In fact, Joplin should not be mistaken for a damaged utopia, where all the people are on their best behavior and in agreement with everything said and done. Joplin is human. Here a sign says “God Bless Joplin,” and there another says: “No Trespassing— We Are Watching.”
City officials are nagging everyone to work as quickly as possible, in part to capitalize on the federal government’s promise to pay for ninety percent of the debris removal, up to 7 August. For safety and planning reasons, they have also halted any rebuilding, in a do-it-yourself part of the country where some think the less to do with government the better. They have also dealt with con artists, scrap-salvaging thieves, and even a couple of area firefighters suspected of looting.
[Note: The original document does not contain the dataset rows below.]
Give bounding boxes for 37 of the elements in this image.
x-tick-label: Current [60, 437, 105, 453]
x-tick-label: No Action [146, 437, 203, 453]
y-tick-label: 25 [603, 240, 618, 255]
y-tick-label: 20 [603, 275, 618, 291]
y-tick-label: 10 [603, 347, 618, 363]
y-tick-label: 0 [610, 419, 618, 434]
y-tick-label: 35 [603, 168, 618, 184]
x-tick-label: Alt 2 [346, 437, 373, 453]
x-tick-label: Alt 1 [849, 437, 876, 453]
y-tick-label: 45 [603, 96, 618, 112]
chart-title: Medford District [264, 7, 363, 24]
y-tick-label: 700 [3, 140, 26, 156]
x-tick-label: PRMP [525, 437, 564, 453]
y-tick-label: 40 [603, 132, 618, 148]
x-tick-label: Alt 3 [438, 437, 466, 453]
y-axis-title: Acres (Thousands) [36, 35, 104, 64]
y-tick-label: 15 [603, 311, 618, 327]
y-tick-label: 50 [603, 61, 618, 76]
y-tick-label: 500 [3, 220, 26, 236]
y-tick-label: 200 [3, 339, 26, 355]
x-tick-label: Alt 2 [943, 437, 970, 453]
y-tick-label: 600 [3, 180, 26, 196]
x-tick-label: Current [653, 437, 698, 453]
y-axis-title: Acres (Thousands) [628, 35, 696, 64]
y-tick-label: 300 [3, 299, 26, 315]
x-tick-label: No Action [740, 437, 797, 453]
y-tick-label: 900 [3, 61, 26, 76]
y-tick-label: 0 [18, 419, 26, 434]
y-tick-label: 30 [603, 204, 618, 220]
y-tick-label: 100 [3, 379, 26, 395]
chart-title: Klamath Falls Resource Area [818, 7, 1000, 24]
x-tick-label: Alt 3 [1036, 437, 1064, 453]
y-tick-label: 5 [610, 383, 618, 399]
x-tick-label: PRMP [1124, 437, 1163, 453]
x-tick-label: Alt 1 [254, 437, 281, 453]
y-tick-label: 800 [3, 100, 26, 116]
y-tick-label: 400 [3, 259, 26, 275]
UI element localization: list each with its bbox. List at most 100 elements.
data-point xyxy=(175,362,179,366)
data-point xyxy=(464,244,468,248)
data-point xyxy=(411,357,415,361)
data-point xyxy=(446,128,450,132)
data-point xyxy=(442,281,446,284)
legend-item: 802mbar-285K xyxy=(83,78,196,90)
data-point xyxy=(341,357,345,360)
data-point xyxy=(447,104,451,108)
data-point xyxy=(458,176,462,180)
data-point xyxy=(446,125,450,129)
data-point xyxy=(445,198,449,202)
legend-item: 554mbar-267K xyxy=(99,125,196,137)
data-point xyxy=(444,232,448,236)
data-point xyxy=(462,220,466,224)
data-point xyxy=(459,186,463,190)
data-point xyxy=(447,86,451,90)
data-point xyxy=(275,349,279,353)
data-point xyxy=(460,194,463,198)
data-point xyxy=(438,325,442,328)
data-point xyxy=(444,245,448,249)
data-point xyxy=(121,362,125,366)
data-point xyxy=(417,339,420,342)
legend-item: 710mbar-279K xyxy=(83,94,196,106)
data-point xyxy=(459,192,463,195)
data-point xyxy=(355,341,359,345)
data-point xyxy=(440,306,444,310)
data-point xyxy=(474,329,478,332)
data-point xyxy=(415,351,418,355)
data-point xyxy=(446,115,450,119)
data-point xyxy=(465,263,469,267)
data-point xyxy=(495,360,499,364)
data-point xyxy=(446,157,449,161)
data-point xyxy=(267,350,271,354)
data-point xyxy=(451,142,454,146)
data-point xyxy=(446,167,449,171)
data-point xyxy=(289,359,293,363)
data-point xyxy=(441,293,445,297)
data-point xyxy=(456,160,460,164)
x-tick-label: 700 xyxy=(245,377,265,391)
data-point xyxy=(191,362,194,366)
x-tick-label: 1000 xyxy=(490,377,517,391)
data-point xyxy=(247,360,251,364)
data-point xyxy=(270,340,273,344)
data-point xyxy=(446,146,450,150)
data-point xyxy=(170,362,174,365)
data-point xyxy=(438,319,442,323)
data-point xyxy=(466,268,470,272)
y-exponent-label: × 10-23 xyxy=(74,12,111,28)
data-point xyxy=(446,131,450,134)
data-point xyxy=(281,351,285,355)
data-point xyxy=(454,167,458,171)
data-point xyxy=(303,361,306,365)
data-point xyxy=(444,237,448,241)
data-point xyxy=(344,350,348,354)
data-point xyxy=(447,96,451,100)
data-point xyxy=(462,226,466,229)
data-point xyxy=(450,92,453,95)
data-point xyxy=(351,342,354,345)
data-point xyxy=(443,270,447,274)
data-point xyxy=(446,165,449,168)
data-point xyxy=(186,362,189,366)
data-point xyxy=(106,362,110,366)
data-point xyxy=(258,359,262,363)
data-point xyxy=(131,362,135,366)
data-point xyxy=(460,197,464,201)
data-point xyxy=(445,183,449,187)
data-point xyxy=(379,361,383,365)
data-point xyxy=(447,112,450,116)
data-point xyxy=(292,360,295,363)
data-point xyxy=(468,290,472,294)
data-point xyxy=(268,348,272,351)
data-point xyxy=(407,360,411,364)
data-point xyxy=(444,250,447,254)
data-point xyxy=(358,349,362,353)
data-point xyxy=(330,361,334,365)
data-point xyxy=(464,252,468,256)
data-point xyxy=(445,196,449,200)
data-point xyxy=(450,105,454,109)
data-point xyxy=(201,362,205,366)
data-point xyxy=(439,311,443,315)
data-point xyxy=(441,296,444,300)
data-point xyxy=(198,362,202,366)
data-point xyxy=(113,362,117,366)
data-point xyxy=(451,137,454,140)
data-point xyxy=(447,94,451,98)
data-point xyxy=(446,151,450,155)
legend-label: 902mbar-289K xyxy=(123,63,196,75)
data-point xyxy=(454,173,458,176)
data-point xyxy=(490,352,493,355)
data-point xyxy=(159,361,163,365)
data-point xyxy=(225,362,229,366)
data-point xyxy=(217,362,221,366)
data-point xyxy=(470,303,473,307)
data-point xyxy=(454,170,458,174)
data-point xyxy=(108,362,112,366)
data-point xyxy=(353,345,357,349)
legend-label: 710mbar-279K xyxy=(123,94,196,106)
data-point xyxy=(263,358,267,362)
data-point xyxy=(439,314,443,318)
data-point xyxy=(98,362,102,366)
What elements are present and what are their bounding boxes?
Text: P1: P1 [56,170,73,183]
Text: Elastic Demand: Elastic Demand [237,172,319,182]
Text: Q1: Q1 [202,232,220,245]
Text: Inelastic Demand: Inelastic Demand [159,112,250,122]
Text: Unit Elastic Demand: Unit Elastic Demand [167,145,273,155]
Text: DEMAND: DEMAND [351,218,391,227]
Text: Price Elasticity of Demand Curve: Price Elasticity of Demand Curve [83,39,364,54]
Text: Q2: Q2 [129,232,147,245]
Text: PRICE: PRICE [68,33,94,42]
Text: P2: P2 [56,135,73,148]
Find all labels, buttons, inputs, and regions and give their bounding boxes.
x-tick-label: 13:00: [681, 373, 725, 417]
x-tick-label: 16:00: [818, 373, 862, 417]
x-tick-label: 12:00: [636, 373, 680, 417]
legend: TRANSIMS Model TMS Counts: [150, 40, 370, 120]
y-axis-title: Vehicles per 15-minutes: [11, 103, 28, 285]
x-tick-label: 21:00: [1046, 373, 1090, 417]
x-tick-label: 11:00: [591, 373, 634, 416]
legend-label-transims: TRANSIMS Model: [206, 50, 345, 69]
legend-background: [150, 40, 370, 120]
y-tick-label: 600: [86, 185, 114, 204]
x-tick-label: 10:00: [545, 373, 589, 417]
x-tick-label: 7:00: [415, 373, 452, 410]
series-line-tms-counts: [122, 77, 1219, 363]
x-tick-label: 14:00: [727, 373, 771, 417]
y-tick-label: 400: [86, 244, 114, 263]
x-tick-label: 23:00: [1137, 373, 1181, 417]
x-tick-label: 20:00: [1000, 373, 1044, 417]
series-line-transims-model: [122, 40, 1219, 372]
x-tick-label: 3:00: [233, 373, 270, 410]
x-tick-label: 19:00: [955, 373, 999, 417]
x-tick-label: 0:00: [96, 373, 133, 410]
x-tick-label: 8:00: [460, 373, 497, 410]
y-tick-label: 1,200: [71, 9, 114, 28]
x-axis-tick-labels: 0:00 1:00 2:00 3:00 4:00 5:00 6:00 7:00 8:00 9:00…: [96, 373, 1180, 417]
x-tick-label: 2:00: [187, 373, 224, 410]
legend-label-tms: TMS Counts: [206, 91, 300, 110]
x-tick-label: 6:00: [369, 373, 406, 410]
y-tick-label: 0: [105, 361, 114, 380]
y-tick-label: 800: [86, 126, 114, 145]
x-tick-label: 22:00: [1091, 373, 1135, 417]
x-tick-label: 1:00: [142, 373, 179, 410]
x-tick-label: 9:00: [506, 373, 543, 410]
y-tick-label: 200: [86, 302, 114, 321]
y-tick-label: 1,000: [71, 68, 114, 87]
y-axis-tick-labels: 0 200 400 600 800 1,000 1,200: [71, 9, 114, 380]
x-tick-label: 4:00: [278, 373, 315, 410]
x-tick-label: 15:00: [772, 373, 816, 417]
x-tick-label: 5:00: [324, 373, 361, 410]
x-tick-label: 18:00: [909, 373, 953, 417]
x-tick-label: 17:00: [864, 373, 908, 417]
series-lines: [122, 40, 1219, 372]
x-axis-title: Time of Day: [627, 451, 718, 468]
But Mayor Woolston and Mark Rohr, the city manager, dismissed these as minor moments in a community effort they like to call the Miracle of the Human Spirit. Sitting and perspiring in devastated Cunningham Park, listening to a picnic band that used an all-but-destroyed hospital as its backdrop, they spoke with emotion of the more than fifty thousand volunteers and the financial support of strangers, from a check for $100,000 sent by a synagogue in Arizona to a money order for $31.25 from two girls in the Carolinas who sold lemonade for Joplin.
But now, said Mr. Rohr, sitting amid the neatened destruction, “It’s time to resume a normal routine.”
So, on Monday afternoon, Joplin will relax awhile in the heat of Landreth Park. Its thousands will eat hot dogs, and drink iced tea packaged as patriotism, and sing along to old, familiar songs. Then will come the pulse-racing fireworks, rain or shine.